Trump’s advisers to the hacking or linking Mr. Trump himself to the
Russian government’s disruptive efforts. But the article’s tone and
headline — “Investigating Donald Trump, F.B.I. Sees No Clear Link to
Russia” — gave an air of finality to an investigation that was just
beginning.
Democrats say that article
pre-emptively exonerated Mr. Trump, dousing chances to raise questions
about the campaign’s Russian ties before Election Day.
Just as the F.B.I. has been criticized for its handling of the Trump investigation, so too has The Times.
For
Mr. Steele, it dashed his confidence in American law enforcement. “He
didn’t know what was happening inside the F.B.I.,” Glenn R. Simpson, the
founder of Fusion GPS, testified this year. “And there was a concern
that the F.B.I. was being manipulated for political ends by the Trump
people.”
Assurances Amid Doubt
Two
weeks before Mr. Trump’s inauguration, senior American intelligence
officials briefed him at Trump Tower in Manhattan on Russian hacking and
deception. They reported that Mr. Putin had tried to sow chaos in the
election, undermine Mrs. Clinton and ultimately help Mr. Trump win.
Then
Mr. Comey met with Mr. Trump privately, revealing the Steele reports
and warning that journalists had obtained them. Mr.

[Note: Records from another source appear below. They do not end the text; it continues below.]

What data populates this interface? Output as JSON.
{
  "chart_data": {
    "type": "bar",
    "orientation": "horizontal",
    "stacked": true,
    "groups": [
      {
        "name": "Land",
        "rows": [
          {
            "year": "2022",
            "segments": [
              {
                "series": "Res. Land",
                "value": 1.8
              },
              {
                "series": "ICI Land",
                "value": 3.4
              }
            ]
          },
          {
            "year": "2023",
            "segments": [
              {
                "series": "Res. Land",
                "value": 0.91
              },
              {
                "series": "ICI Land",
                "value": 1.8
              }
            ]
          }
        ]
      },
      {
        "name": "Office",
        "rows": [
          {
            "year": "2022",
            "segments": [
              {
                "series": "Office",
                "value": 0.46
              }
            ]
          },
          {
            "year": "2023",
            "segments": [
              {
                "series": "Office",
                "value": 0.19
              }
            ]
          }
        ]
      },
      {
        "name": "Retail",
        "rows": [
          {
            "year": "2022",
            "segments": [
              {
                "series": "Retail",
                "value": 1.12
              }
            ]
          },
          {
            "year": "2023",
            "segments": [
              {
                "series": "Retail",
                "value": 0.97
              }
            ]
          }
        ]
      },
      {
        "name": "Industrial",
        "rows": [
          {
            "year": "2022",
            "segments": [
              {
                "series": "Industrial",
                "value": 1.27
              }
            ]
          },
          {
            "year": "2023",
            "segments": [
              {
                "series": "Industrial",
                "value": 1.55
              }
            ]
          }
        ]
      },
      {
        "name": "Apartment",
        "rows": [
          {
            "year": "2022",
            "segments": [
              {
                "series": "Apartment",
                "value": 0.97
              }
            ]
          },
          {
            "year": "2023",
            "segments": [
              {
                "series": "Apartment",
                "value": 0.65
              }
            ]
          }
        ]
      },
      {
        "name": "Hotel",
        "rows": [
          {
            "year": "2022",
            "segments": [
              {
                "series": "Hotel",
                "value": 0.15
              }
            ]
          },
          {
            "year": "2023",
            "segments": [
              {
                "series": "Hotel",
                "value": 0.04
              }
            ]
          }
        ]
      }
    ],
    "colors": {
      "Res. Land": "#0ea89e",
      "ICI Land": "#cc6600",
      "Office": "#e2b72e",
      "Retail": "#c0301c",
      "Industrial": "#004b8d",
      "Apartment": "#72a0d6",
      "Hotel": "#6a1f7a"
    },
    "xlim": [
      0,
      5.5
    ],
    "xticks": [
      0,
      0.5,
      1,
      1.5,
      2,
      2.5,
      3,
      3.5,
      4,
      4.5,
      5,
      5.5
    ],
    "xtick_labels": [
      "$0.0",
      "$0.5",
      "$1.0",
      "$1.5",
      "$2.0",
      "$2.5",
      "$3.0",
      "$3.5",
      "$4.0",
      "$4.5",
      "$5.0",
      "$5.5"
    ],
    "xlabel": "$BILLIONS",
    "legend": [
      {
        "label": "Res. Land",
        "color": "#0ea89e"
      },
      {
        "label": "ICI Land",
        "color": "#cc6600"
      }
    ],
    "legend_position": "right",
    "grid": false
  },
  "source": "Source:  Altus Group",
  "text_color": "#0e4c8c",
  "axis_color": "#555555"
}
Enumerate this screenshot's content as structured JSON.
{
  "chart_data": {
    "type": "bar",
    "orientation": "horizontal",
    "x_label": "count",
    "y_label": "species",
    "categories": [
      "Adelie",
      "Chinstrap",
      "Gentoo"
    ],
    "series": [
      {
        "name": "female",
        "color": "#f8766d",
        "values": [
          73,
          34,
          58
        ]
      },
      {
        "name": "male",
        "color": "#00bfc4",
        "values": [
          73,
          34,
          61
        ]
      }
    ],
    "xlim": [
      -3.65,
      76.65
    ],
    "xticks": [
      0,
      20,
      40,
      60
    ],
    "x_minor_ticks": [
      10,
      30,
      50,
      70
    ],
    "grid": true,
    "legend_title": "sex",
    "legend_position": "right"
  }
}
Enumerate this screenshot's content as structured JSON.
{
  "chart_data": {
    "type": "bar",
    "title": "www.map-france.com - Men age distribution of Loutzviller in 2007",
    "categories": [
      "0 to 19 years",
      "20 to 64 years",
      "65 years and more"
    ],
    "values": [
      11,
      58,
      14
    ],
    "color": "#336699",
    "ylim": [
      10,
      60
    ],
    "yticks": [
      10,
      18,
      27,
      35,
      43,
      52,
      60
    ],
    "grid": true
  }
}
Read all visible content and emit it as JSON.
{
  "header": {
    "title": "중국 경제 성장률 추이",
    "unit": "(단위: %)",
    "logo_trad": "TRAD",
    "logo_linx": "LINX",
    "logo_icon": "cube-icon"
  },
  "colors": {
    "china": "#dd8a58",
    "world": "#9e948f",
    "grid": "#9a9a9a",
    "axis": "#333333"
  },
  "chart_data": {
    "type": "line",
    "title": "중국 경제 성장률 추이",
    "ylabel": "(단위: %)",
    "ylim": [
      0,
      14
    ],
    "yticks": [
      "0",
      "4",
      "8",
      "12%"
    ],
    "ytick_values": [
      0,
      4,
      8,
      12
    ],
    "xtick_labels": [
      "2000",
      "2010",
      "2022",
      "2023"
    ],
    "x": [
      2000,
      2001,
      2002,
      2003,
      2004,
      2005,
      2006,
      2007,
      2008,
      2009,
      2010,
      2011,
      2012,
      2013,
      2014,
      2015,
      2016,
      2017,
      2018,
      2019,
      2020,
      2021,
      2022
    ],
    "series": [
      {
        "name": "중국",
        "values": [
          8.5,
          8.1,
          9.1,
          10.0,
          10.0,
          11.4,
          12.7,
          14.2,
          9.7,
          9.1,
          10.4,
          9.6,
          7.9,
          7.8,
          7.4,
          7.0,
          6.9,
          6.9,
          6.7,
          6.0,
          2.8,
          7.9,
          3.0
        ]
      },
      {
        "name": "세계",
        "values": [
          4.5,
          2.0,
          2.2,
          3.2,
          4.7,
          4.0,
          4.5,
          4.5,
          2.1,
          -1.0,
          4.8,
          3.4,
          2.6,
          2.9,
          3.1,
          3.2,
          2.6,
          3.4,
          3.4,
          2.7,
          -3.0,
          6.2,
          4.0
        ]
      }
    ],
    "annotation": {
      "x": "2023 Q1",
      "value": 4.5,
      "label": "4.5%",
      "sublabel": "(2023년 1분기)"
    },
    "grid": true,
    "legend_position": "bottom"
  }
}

Comey has said he
feared making this conversation a “J. Edgar Hoover-type situation,” with
the F.B.I. presenting embarrassing information to lord over a
president-elect.
In a contemporaneous
memo, Mr. Comey wrote that he assured Mr. Trump that the F.B.I.
intended to protect him on this point. “I said media like CNN had them
and were looking for a news hook,” Mr. Comey wrote of Mr. Steele’s
documents. “I said it was important that we not give them the excuse to
write that the F.B.I. had the material.”
Mr.
Trump was not convinced — either by the Russia briefing or by Mr.
Comey’s assurances. He made up his mind before Mr. Comey even walked in
the door. Hours earlier, Mr. Trump told The Times that stories about
Russian election interference were being pushed by his adversaries to
distract from his victory.
And he debuted what would quickly become a favorite phrase: “This is a political witch hunt.”
Correction:
An
earlier version of this article misstated that news organizations did
not report on the findings of the retired British spy Christopher Steele
about links between Trump campaign officials and Russia. While most
news organizations whose reporters met with Mr. Steele did not publish
such reports before the 2016 election, Mother Jones magazine did.